- Type: Shivalinga
- Classification: Hinduism
- Region: Mithila
- Founder: Acharya Kishor Kunal
- Origin: 17 January 2026 Kaithwalia

= Sahasralingam Shivalinga, Kaithwalia =

Grand Shivalinga in Bihar, India

Sahasralingam Shivalinga (Maithili: सहस्त्रलिंगम शिवलिंग) in Kaithwalia is a grand Shivalinga established at the premises of the Virat Ramayana Mandir in the Mithila region of India. It is located at Janaki Nagar village in Kaithwalia of the East Champaran district in the state of Bihar in India. It is the tallest Shivalinga in the world. Its height is 33 feet. It was established on 17 January 2026 in the presence of the chief minister Nitish Kumar of the state. The location is situated near the under-construction Ram Janaki Path highway passing through the East Champaran district. The highway connects to legendary cities Ayodhya in Uttar Pradesh and Janakpur in the Mithila region.

== Description ==
On the surface of the grand Sahasralingam, 1008 smaller Shivalingas have also been carved. The weight of the grand Shivalinga is about 210 metric tonnes. It is made from a colossal black-granite monolith.

The grand Shivalinga is divided into three parts. They are Brahma, Vishnu and Mahesh. The first part of the Shivalinga represents Lord Brahma, the middle part represents Lord Vishnu, and the top part represents Lord Shiva.

== History ==
The idea of building such a grand Shivalinga was initiated 10 years ago by Acharya Kishor Kunal of the Mahavir Mandir Trust. It was built by the Bihar Religious Trust Board, whose chairman at the time was Ashok Kunal.
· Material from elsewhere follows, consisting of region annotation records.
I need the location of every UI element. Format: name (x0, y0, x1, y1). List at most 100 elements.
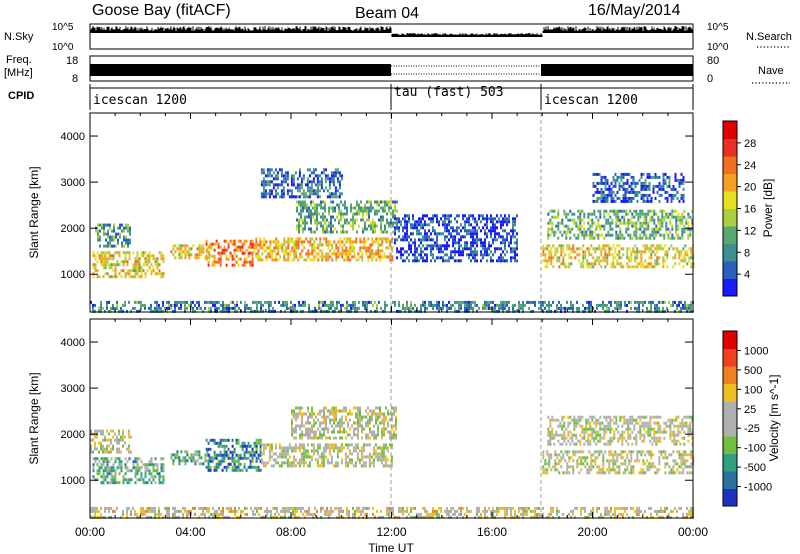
range-cell (148, 469, 151, 473)
range-cell (374, 212, 376, 216)
range-cell (506, 300, 508, 304)
range-cell (97, 238, 99, 242)
range-cell (340, 212, 342, 216)
range-cell (389, 412, 391, 416)
range-cell (665, 230, 668, 234)
range-cell (600, 450, 603, 454)
range-cell (664, 250, 667, 254)
range-cell (375, 406, 377, 410)
range-cell (370, 200, 372, 204)
range-cell (325, 255, 328, 259)
range-cell (610, 187, 613, 191)
range-cell (673, 215, 676, 219)
range-cell (651, 218, 654, 222)
range-cell (110, 457, 113, 461)
range-cell (208, 253, 211, 257)
range-cell (340, 215, 342, 219)
range-cell (383, 252, 386, 256)
range-cell (306, 183, 309, 187)
range-cell (305, 412, 307, 416)
range-cell (559, 230, 562, 234)
range-cell (329, 249, 332, 253)
range-cell (298, 171, 301, 175)
range-cell (438, 256, 440, 260)
range-cell (651, 227, 654, 231)
range-cell (436, 214, 438, 218)
nsearch-label: N.Search (746, 31, 792, 43)
range-cell (324, 227, 326, 231)
range-cell (320, 452, 323, 456)
range-cell (351, 436, 353, 440)
range-cell (339, 409, 341, 413)
range-cell (586, 300, 588, 304)
range-cell (616, 190, 619, 194)
range-cell (482, 217, 484, 221)
range-cell (336, 189, 339, 193)
range-cell (309, 412, 311, 416)
range-cell (225, 248, 228, 252)
range-cell (644, 193, 647, 197)
range-cell (316, 183, 319, 187)
range-cell (350, 306, 352, 310)
range-cell (284, 303, 286, 307)
range-cell (311, 412, 313, 416)
range-cell (270, 449, 273, 453)
range-cell (108, 472, 111, 476)
range-cell (388, 206, 390, 210)
range-cell (162, 300, 164, 304)
range-cell (138, 457, 141, 461)
range-cell (178, 250, 181, 254)
range-cell (575, 224, 578, 228)
range-cell (144, 475, 147, 479)
range-cell (430, 238, 432, 242)
range-cell (488, 229, 490, 233)
range-cell (571, 227, 574, 231)
range-cell (602, 462, 605, 466)
range-cell (384, 209, 386, 213)
range-cell (625, 209, 628, 213)
range-cell (213, 263, 216, 267)
range-cell (110, 447, 112, 451)
range-cell (602, 300, 604, 304)
range-cell (606, 259, 609, 263)
range-cell (398, 217, 400, 221)
range-cell (664, 244, 667, 248)
range-cell (582, 450, 585, 454)
range-cell (661, 221, 664, 225)
range-cell (233, 257, 236, 261)
range-cell (630, 196, 633, 200)
range-cell (649, 218, 652, 222)
range-cell (322, 189, 325, 193)
range-cell (172, 244, 175, 248)
range-cell (335, 418, 337, 422)
range-cell (615, 221, 618, 225)
range-cell (104, 251, 107, 255)
range-cell (432, 214, 434, 218)
range-cell (426, 259, 428, 263)
range-cell (650, 199, 653, 203)
range-cell (142, 254, 145, 258)
range-cell (558, 471, 561, 475)
range-cell (660, 184, 663, 188)
range-cell (562, 262, 565, 266)
range-cell (450, 253, 452, 257)
range-cell (347, 240, 350, 244)
range-cell (331, 418, 333, 422)
range-cell (484, 241, 486, 245)
range-cell (215, 260, 218, 264)
range-cell (687, 236, 690, 240)
range-cell (610, 253, 613, 257)
range-cell (396, 238, 398, 242)
range-cell (500, 235, 502, 239)
range-cell (144, 257, 147, 261)
range-cell (357, 409, 359, 413)
range-cell (565, 215, 568, 219)
range-cell (365, 409, 367, 413)
range-cell (126, 263, 129, 267)
range-cell (681, 215, 684, 219)
range-cell (352, 206, 354, 210)
range-cell (150, 272, 153, 276)
range-cell (100, 260, 103, 264)
range-cell (674, 172, 677, 176)
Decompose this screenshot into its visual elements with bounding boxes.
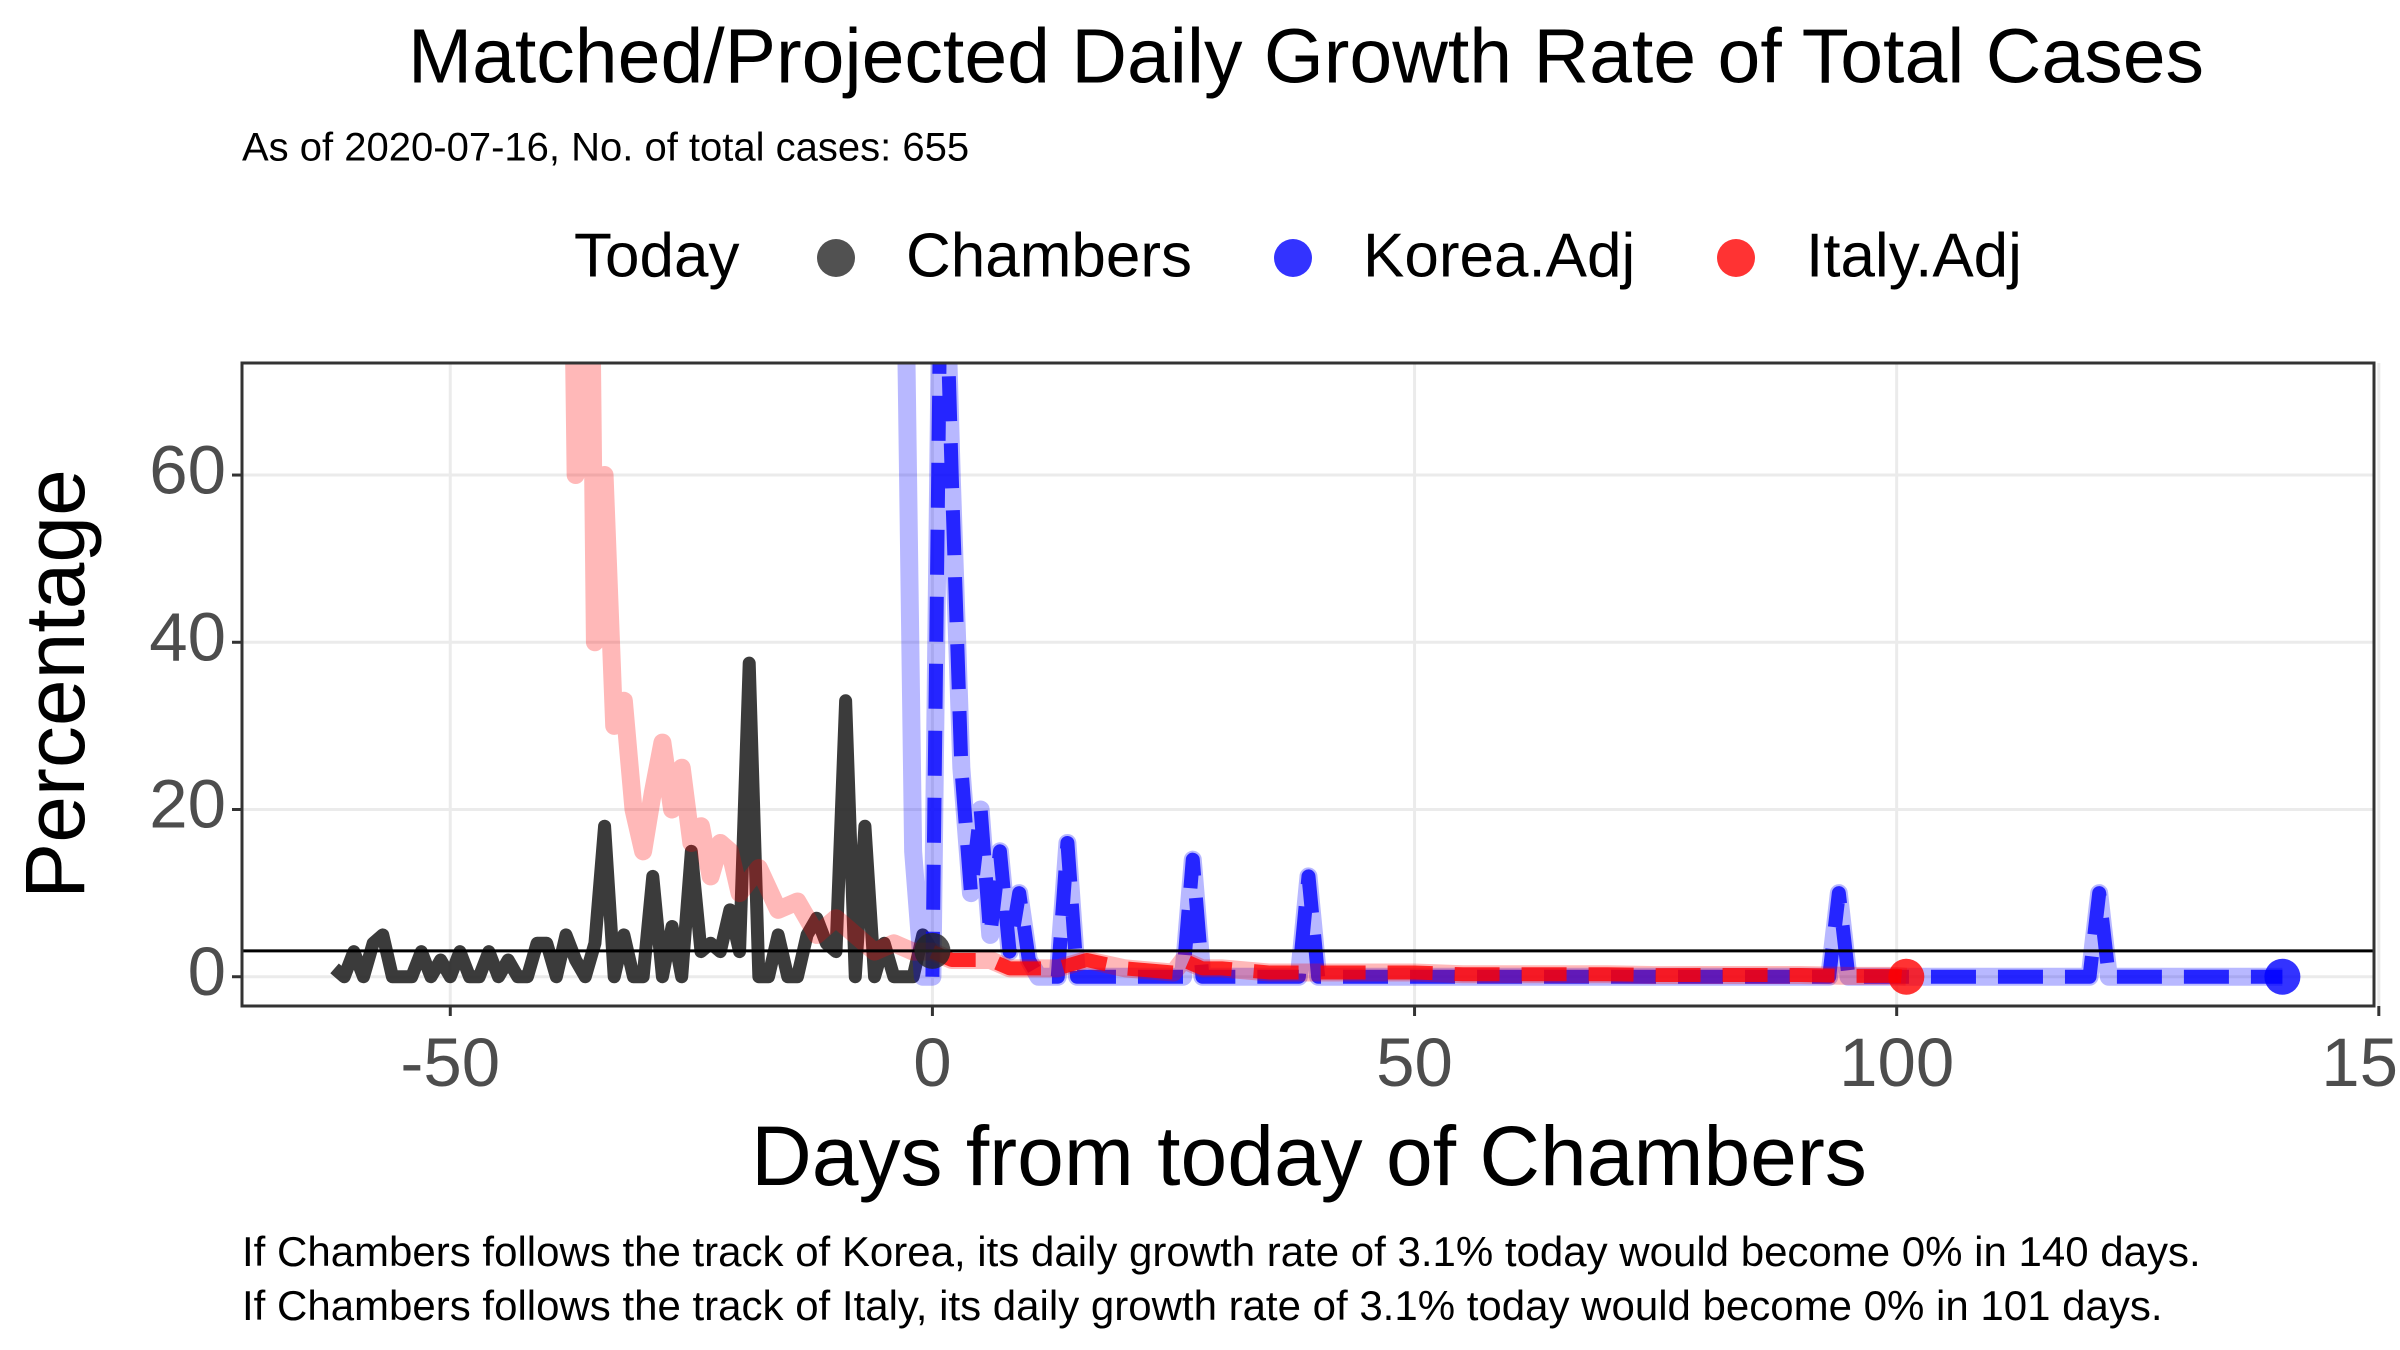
- footnote: If Chambers follows the track of Korea, …: [242, 1228, 2201, 1275]
- endpoint: [1888, 958, 1925, 995]
- legend-label: Chambers: [906, 221, 1192, 290]
- y-tick-label: 40: [149, 599, 226, 676]
- endpoint: [2264, 958, 2301, 995]
- footnote: If Chambers follows the track of Italy, …: [242, 1282, 2163, 1329]
- subtitle: As of 2020-07-16, No. of total cases: 65…: [242, 126, 969, 170]
- legend-marker: [817, 239, 855, 277]
- x-tick-label: 50: [1376, 1024, 1453, 1101]
- legend-marker: [1274, 239, 1312, 277]
- y-tick-label: 20: [149, 766, 226, 843]
- x-tick-label: 100: [1839, 1024, 1954, 1101]
- legend-label: Italy.Adj: [1806, 221, 2022, 290]
- x-tick-label: -50: [400, 1024, 500, 1101]
- y-tick-label: 0: [188, 933, 226, 1010]
- endpoint: [914, 932, 951, 969]
- chambers-line: [330, 656, 938, 984]
- plot-area: [242, 363, 2374, 995]
- x-axis-title: Days from today of Chambers: [751, 1109, 1867, 1203]
- x-tick-label: 0: [913, 1024, 951, 1101]
- projected-line: [929, 945, 1907, 984]
- legend-marker: [1717, 239, 1755, 277]
- legend-label: Korea.Adj: [1363, 221, 1635, 290]
- panel-border: [240, 361, 2376, 1008]
- x-tick-label: 150: [2321, 1024, 2400, 1101]
- y-axis-title: Percentage: [8, 469, 102, 899]
- legend-title: Today: [574, 221, 739, 290]
- chart-title: Matched/Projected Daily Growth Rate of T…: [408, 13, 2204, 99]
- y-tick-label: 60: [149, 431, 226, 508]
The grand Shivalinga was constructed at Pattikadu village near Mahabalipuram town of the Chengalpattu district in the state of Tamil Nadu in India. It was constructed in the supervision of the sculptor Hemlata Devi and her son Vinayak Baikat Raman by a team of craftsmen. The construction of the Shivalinga was completed in November month of the year 2025. After that it was loaded on a heavy lorry to send at the Virat Ramayana Mandir in Bihar. The heavy lorry was departed on 12 November 2025 from the Mahabalipuram town in Tamil Nadu to Bihar. It took 46 days to reach at the location of the temple in Bihar.

The Sahasralingam Shivalinga was installed and inaugurated on the occasion of Narak Nivaran Chaturdashi on 17 January 2026. On the occasion of the installation of the Shivalinga, a grand religious ceremony was organised at the campus of the temple. The religious ceremony was conducted according to the Vedic rituals and practices in Hinduism. The MP Shambhavi Chaudhary from Samastipur and her husband Sayan Kunal attended the religious ceremony as Yajman.